労働力の流動性が高いことが大きな理由です。台湾の森さん(TSMCの創業者モリス・チャン氏)がテキサス・インスツルメンツ時代の1970年代にソニーの森田明雄氏から学んだことがあります。当時、モリス・チャン氏は森田氏に、日本にTIの工場を作る計画について相談した際、森田氏は「日本の工場を見たら、生産性の高さに驚くだろう」と言いました。
モリス・チャン氏が生産性の高さの理由を調査した結果、技術的な問題だけでなく、雇用環境の良さや女性が長く働ける環境などが、工業製品の生産性に関わることを理解しました。これは半導体産業の坂本氏(エルピーダメモリの元社長)も同様の主張をしており、中国のYMTC(長江存儲科技)という会社は、日本並みに社員旅行やパーティーを開催するなど、社員の帰属意識を高めて定着率を上げる経営を始めています。

アリゾナ工場の挑戦とTSMCの国際戦略
Q: TSMCが台湾以外の海外拠点を拡大する理由は何ですか?
TSMCにとって最も重要なのはマーケットの存在です。世界で大きな工場を建設して採算が取れる国は基本的にアメリカと中国の2つしかありません。中国は今後の可能性が制限されているため、純粋にマーケットがある場所に工場を建設するしかありません。
アリゾナ工場では、台湾から大量のエンジニアを投入して懸命に稼働させています。最近のTSMCの発表では、先端製品(2nmや1.6nm)の30%はアメリカで製造するとしています。これにより台湾では「産業の空洞化」が議論されています。日本のプラザ合意後の円高と半導体日米摩擦の時期のような局面に台湾も向かう可能性があります。

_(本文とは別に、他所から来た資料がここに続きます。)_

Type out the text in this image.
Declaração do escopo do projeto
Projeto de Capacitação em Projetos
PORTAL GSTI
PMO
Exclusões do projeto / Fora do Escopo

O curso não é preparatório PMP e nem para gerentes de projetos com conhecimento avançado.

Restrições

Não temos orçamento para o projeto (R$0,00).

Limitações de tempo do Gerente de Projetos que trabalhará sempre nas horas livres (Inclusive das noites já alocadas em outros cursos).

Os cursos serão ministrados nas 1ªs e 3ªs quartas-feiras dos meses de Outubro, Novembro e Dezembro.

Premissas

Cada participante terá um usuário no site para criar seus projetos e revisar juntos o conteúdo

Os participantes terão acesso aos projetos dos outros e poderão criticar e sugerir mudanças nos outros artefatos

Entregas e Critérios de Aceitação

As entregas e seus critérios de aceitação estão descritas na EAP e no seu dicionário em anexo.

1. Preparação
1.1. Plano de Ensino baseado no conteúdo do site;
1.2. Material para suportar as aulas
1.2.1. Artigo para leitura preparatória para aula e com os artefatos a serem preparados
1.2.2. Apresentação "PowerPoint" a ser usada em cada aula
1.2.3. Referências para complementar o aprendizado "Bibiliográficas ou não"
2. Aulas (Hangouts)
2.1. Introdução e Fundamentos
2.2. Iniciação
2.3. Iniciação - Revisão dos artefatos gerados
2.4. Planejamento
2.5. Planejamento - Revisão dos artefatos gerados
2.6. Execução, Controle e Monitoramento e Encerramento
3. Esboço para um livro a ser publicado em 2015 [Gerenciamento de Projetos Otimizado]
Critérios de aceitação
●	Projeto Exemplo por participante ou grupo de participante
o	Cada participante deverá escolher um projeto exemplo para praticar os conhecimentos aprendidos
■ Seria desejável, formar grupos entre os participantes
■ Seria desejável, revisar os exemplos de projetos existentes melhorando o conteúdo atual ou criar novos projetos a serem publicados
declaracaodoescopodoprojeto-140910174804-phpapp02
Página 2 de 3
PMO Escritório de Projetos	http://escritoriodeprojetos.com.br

アリゾナ工場ではカルチャーギャップも課題になっています。台湾から来た人は「もっと働け」と言うのに対し、アメリカ人は「もう帰りたい」と考える傾向があります。しかし期限に間に合わせるためには徹夜してでも作業するという姿勢が、かつての日本のように重要です。

日本の半導体産業復活の可能性
Q: 日本で新たな半導体経営者が生まれるとしたら、どのような形が考えられますか?
日本にはエンジニアが多くいるので、スタートアップを起こしてほしいと思います。ソニーやデンソーなどの企業で働くサラリーマンではなく、自ら起業する半導体デザイナーが現れれば、そこには資金も集まるでしょう。ファブレスメーカーであれば、設備投資が必要ないため、立ち上げのハードルは比較的低いです。
今後の可能性としては、アメリカのスタートアップで働いた経験がある人や、Appleで働いた経験がある人、アメリカで起業した経験がある人が日本に戻ってきて会社を作るというパターンが考えられます。ノーベル賞を受賞した研究者がアメリカでの研究経験を持つのと同様に、海外での経験を積んだ人材が日本の半導体産業を復活させる可能性があります。
日本のラピダスは今年試作品を発表する予定で、これが最初の関門です。その次の関門は、試作品を産業製品として量産できるかどうかという点で、これは1〜2年後に訪れます。道のりは長く、現在はまだ「登山口」の段階にすぎません。